Approval of new QDII products, which allow Chinese money to invest overseas, was suspended during the global crisis, but many fund managers expect approval to resume as soon as this year, creating significant new opportunities, PricewaterhouseCoopers said in its 2009 China fund report.
China’s foreign exchange and securities regulators met domestic fund houses to discuss QDII issues, sources told Reuters in May, fuelling optimism that QDII may return soon.
“The trend of further deregulation is unchanged,” said China International’s Wang. “Demand for QDII products is recovering.”
China International, which has launched the China International Asia Pacific Advantage Fund under QDII, is preparing for new funds that would give Chinese investors access to U.S. and European stocks, Wang said.
Guotai Asset Management aims to launch funds that track the Nasdaq 100 Index, while China Southern Fund Management is preparing for QDII products that track the Standard & Poor’s 500 stock index.
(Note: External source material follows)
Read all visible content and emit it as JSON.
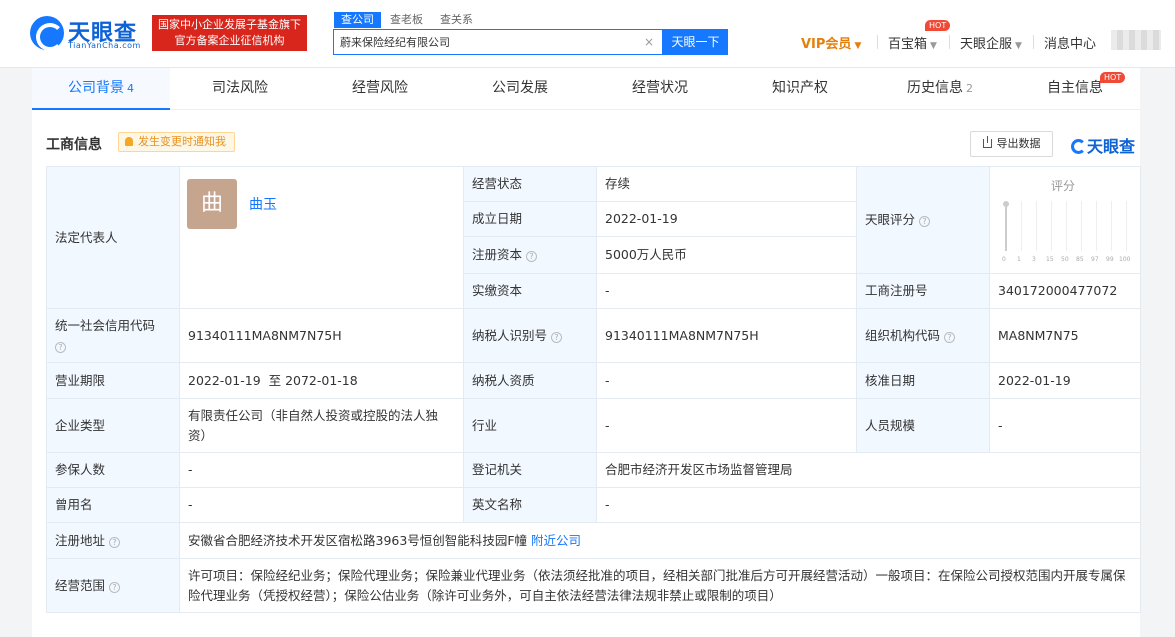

In addition to QDII, REITS are an important opportunity for China’s fund managers in the coming years as regulators introduce new products, according to the PWC report.
China plans to allow fund houses and brokers to launch REITs in the form of closed-end funds in Shanghai, sources have said, citing draft rules by the China Securities Regulatory Commission.
“REITs are liquidity investment instruments that would enable individuals to invest in properties even with a few thousand yuan,” said Alex Wang, real estate layer at Paul, Hastings, Janofsky & Walker LLP.
However, a deep and liquid REIT market is unlikely in China in the short term, some analysts said, citing a lack of qualified properties, uncertain investor demand and the absence of a comprehensive securitization law.
For many mutual fund houses, the most realistic opportunity would be via so-called segregated account business, which serves institutions and wealthy individuals through hedge fund-type accounts.
China in late 2007 allowed mutual fund managers to offer such a service, enabling them to compete with the country’s fast-growing private fund sector. There are currently five dozen mutual fund companies in China, including 33 Sino-foreign ventures.
China’s private funds, or hedge funds, are independent investment advisories that manage clients’ money privately, targeting absolute, rather than relative returns.
The private fund industry boomed in the mid-2007 bull market as it lured a handful of star mutual fund managers with higher pay and more flexible investment strategies.
“Buying mutual funds is like using public transport, while segregated account clients can enjoy cab services,” said Wang of China International, which last month obtained a license for the business.